Note that nodes whose operator is NOT (as in ~(B & C)) are condensed with the parent node.

Analogously to the Tseitin transformation, the conjunction of the variable at the root node and those equivalences yields the PG CNF:

pg = x2 & (x2 => A | ~x1) & (B & C => x1)

The resulting CNF is

pgCNF = x2 & (~x2 | A | ~x1) & (~B | x1) & (~C | x1)

Clearly, the CNF resulting from applying the Plaisted-Greenbaum transformation is smaller than the formula resulting from the Tseitin transformation. However, in contrast to the Tseitin transformation, the PG transformation does not preserve the number of satisfying assignments of the original formula (c.f. Model Counting). That is: When applying the Tseitin transformation, the model count of the original formula is preserved, but when applying PG transformation, it is not. Therefore, when one wants to count models with methods which require a formula in CNF as the input, one should not use PG to transform the formula.

DNF transformations

A DNF is a disjunction of conjunctions of literals. The conjunction of literals is called a "min-term" or just "term". So the formula

(a & b & ~c) | (~a & c) | (d & f) | (e & ~c)

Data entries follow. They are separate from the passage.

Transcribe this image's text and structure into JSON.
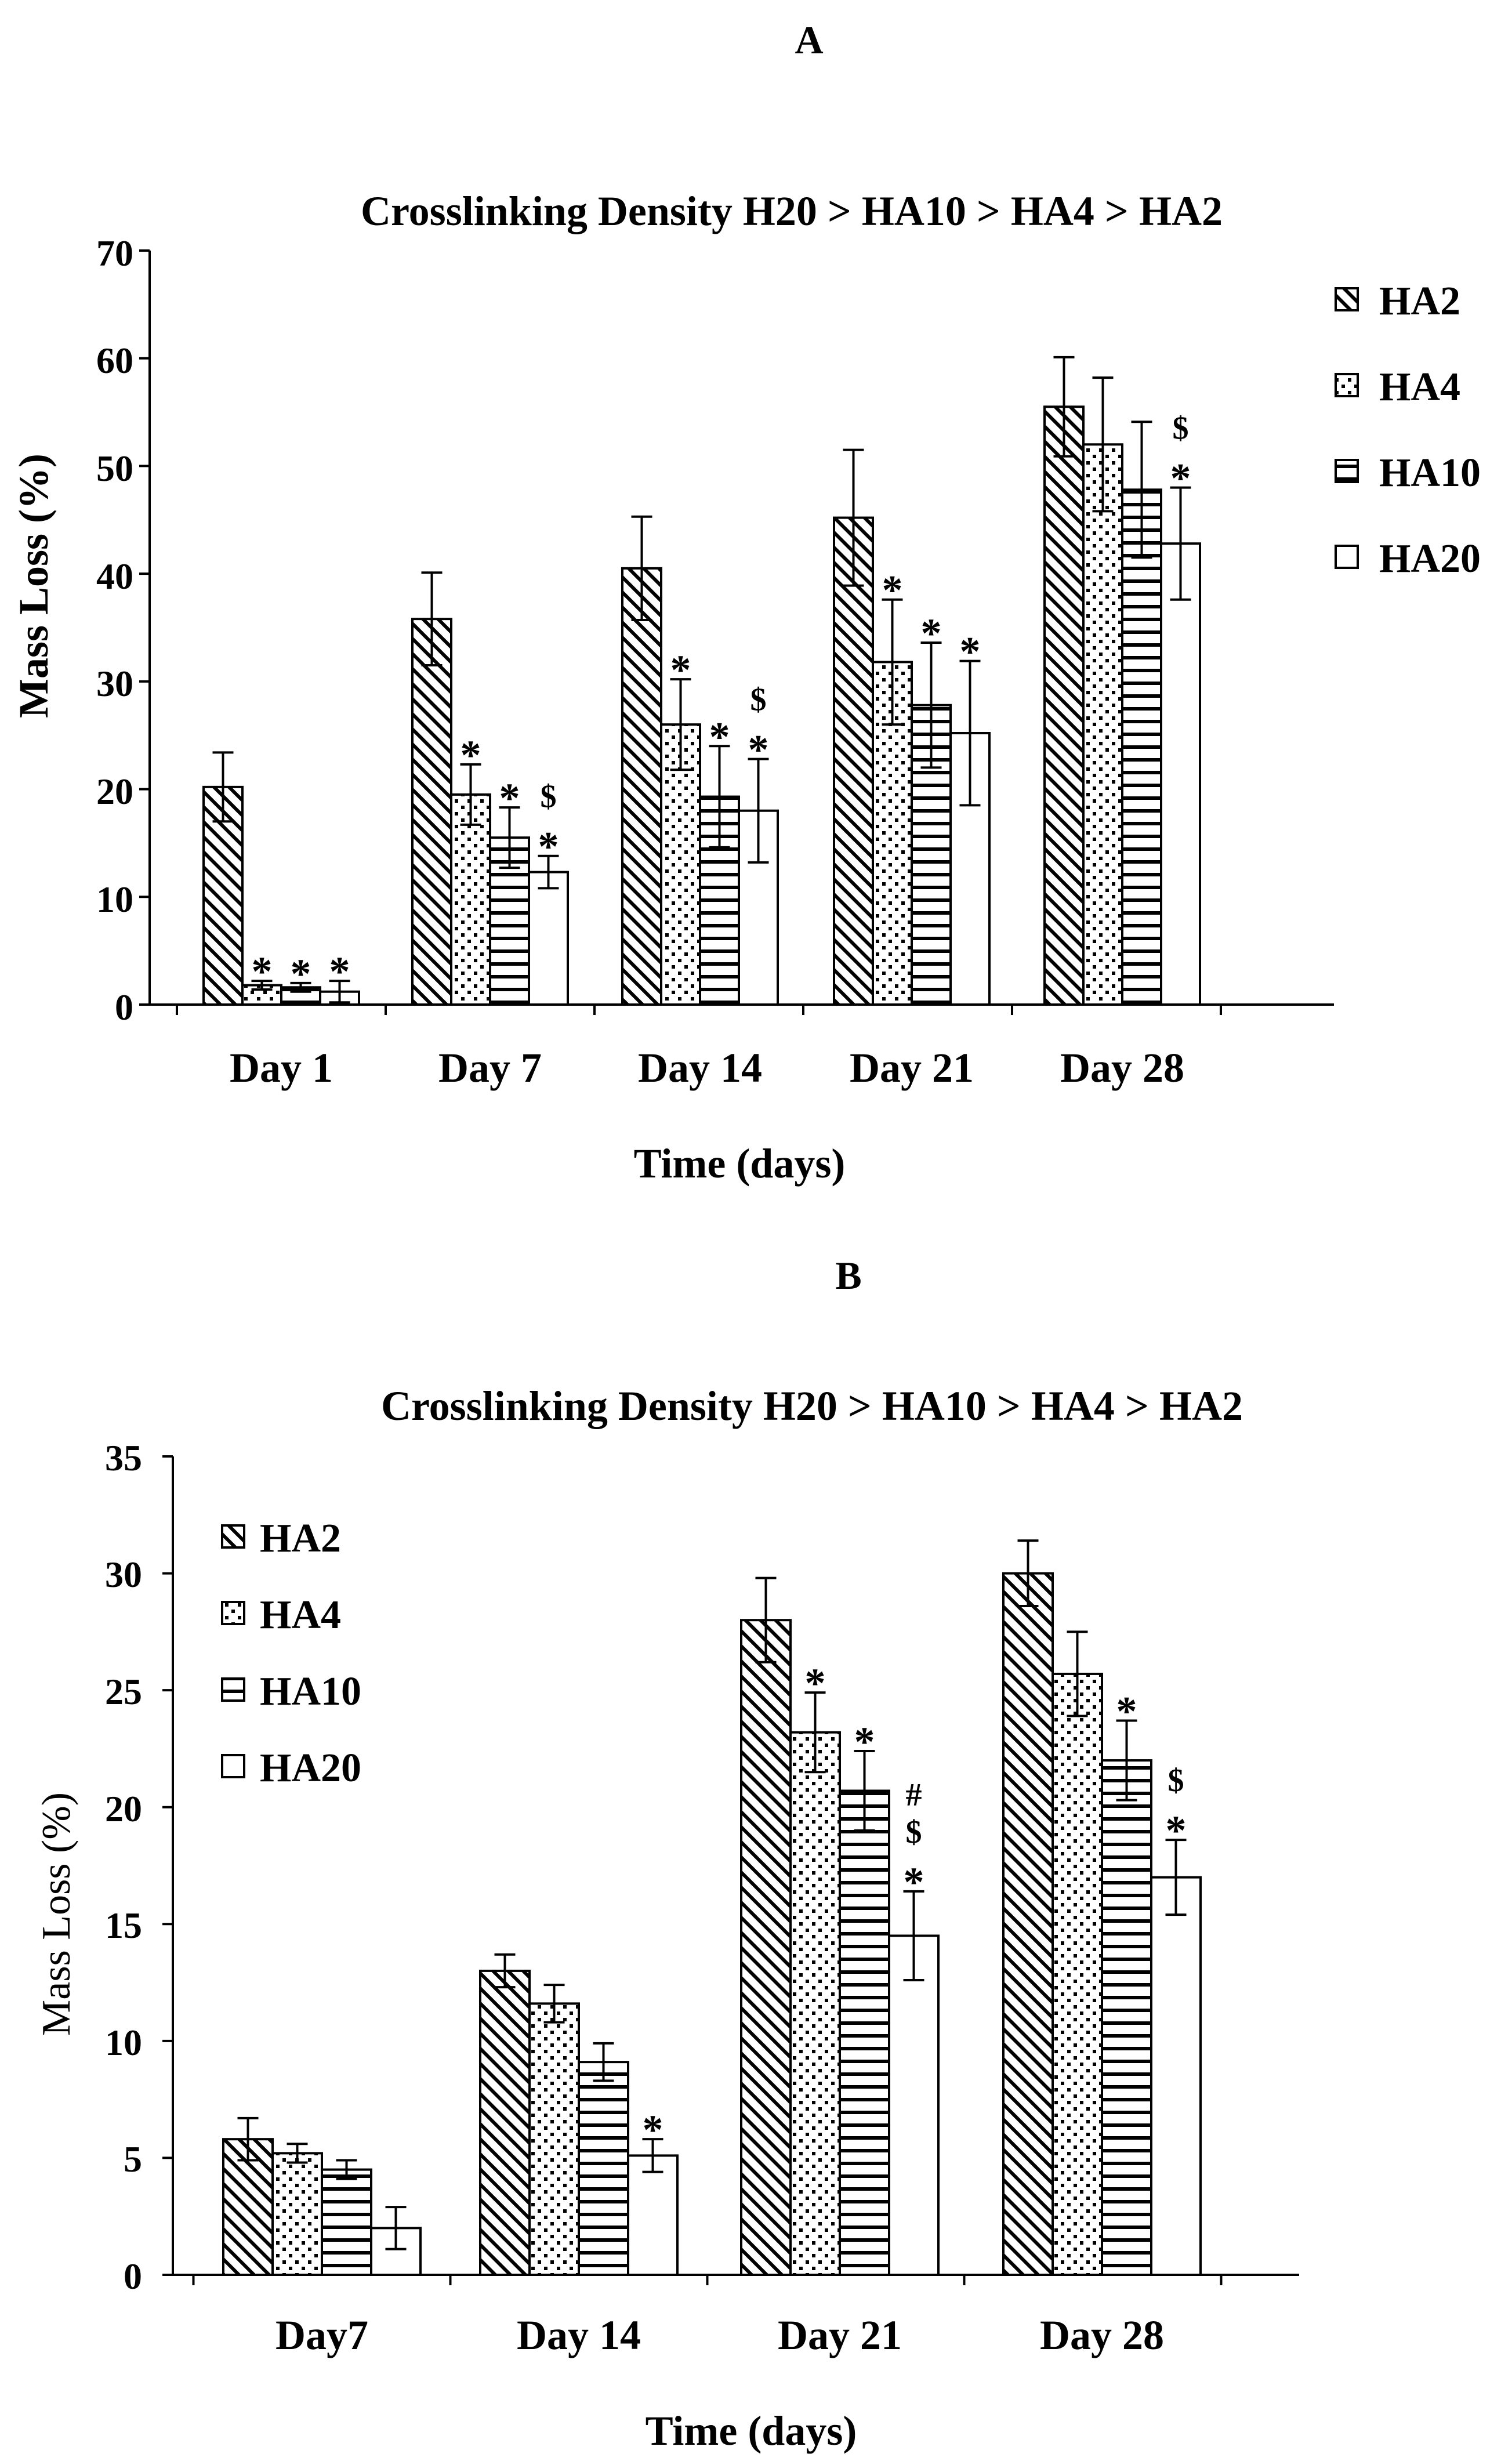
{
  "chart_data": [
    {
      "panel_label": "A",
      "type": "bar",
      "title": "Crosslinking Density H20 > HA10 > HA4 > HA2",
      "xlabel": "Time (days)",
      "ylabel": "Mass Loss (%)",
      "ylim": [
        0,
        70
      ],
      "yticks": [
        "0",
        "10",
        "20",
        "30",
        "40",
        "50",
        "60",
        "70"
      ],
      "ytick_values": [
        0,
        10,
        20,
        30,
        40,
        50,
        60,
        70
      ],
      "categories": [
        "Day 1",
        "Day 7",
        "Day 14",
        "Day 21",
        "Day 28"
      ],
      "legend_position": "top-right",
      "series": [
        {
          "name": "HA2",
          "pattern": "diag",
          "values": [
            20.2,
            35.8,
            40.5,
            45.2,
            55.5
          ],
          "errors": [
            3.2,
            4.3,
            4.8,
            6.3,
            4.6
          ]
        },
        {
          "name": "HA4",
          "pattern": "dots",
          "values": [
            1.8,
            19.5,
            26.0,
            31.8,
            52.0
          ],
          "errors": [
            0.4,
            2.8,
            4.2,
            5.8,
            6.2
          ]
        },
        {
          "name": "HA10",
          "pattern": "hlines",
          "values": [
            1.6,
            15.5,
            19.3,
            27.8,
            47.8
          ],
          "errors": [
            0.4,
            2.8,
            4.7,
            5.8,
            6.3
          ]
        },
        {
          "name": "HA20",
          "pattern": "none",
          "values": [
            1.2,
            12.3,
            18.0,
            25.2,
            42.8
          ],
          "errors": [
            1.0,
            1.5,
            4.8,
            6.7,
            5.2
          ]
        }
      ],
      "annotations": [
        {
          "category": 0,
          "series": 1,
          "text": "*"
        },
        {
          "category": 0,
          "series": 2,
          "text": "*"
        },
        {
          "category": 0,
          "series": 3,
          "text": "*"
        },
        {
          "category": 1,
          "series": 1,
          "text": "*"
        },
        {
          "category": 1,
          "series": 2,
          "text": "*"
        },
        {
          "category": 1,
          "series": 3,
          "text": "* $"
        },
        {
          "category": 2,
          "series": 1,
          "text": "*"
        },
        {
          "category": 2,
          "series": 2,
          "text": "*"
        },
        {
          "category": 2,
          "series": 3,
          "text": "* $"
        },
        {
          "category": 3,
          "series": 1,
          "text": "*"
        },
        {
          "category": 3,
          "series": 2,
          "text": "*"
        },
        {
          "category": 3,
          "series": 3,
          "text": "*"
        },
        {
          "category": 4,
          "series": 3,
          "text": "* $"
        }
      ]
    },
    {
      "panel_label": "B",
      "type": "bar",
      "title": "Crosslinking Density H20 > HA10 > HA4 > HA2",
      "xlabel": "Time (days)",
      "ylabel": "Mass Loss (%)",
      "ylim": [
        0,
        35
      ],
      "yticks": [
        "0",
        "5",
        "10",
        "15",
        "20",
        "25",
        "30",
        "35"
      ],
      "ytick_values": [
        0,
        5,
        10,
        15,
        20,
        25,
        30,
        35
      ],
      "categories": [
        "Day7",
        "Day 14",
        "Day 21",
        "Day 28"
      ],
      "legend_position": "top-left",
      "series": [
        {
          "name": "HA2",
          "pattern": "diag",
          "values": [
            5.8,
            13.0,
            28.0,
            30.0
          ],
          "errors": [
            0.9,
            0.7,
            1.8,
            1.4
          ]
        },
        {
          "name": "HA4",
          "pattern": "dots",
          "values": [
            5.2,
            11.6,
            23.2,
            25.7
          ],
          "errors": [
            0.4,
            0.8,
            1.7,
            1.8
          ]
        },
        {
          "name": "HA10",
          "pattern": "hlines",
          "values": [
            4.5,
            9.1,
            20.7,
            22.0
          ],
          "errors": [
            0.4,
            0.8,
            1.7,
            1.7
          ]
        },
        {
          "name": "HA20",
          "pattern": "none",
          "values": [
            2.0,
            5.1,
            14.5,
            17.0
          ],
          "errors": [
            0.9,
            0.7,
            1.9,
            1.6
          ]
        }
      ],
      "annotations": [
        {
          "category": 1,
          "series": 3,
          "text": "*"
        },
        {
          "category": 2,
          "series": 1,
          "text": "*"
        },
        {
          "category": 2,
          "series": 2,
          "text": "*"
        },
        {
          "category": 2,
          "series": 3,
          "text": "* $ #"
        },
        {
          "category": 3,
          "series": 2,
          "text": "*"
        },
        {
          "category": 3,
          "series": 3,
          "text": "* $"
        }
      ]
    }
  ]
}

is a DNF with four terms, the first contains three literals, the other two literals.

For the following examples consider

Formula f2 = p.parse("(A | B) & C");

DNF Factorization

Similar to the CNFFactorization, the DNFFactorization is the naive implementation of a DNF conversion using mainly the distributive law. For example, the DNF of f2 is A & C | B & C.

Exponential Blow-Up

Note that analogously to the CNF factorization this can lead to an exponential blow-up and is thus not recommended for big formulas. DNF factorizations can, just as CNF factorizations, be controlled with a FactorizationHandler.

Canonical CNF and DNF Enumeration

The canonical DNF enumeration CanonicalDNFEnumeration creates a DNF, in which every term contains every variable of the initial formula. Therefore, every possible assignment of the DNF occurs as a term in the DNF. Thus, this DNF canonically describes a Boolean formula.

For example, for f2 = (A | B) & C, the canonical DNF is

~A & B & C | A & B & C | A & ~B & C

It is also possible to create a DNF via BDDs, see the BDD chapter.

Note that all DNF transformations can lead to an exponential increase in the size of the formula.

2.3.0 There is also a canonical CNF tranformation CanonicalCNFEnumeration which conversely generates a canonical CNF where each clause contains all literals of the given formula. The canonical CNF of f2 e.g. is

(A | B | C) & (A | ~B | C) & (~A | ~B | C) & (~A | B | C) & (A | B | ~C)

AIG Transformation

Using the AIG transformation AIGTransformation one can transform any formula to an And-inverter graph. An AIG consists only of conjunctions and negations. For information about AIG graphs check out the excursion on And-Inverter Graphs. For an example look at the following transformation:

Formula f3 = p.parse("A => ~(B | ~C)");
Formula aig = f3.transform(new AIGTransformation());

The result of this transformation is the formula

~(A & ~(~B & C))

so a formula with only conjunctions and negations.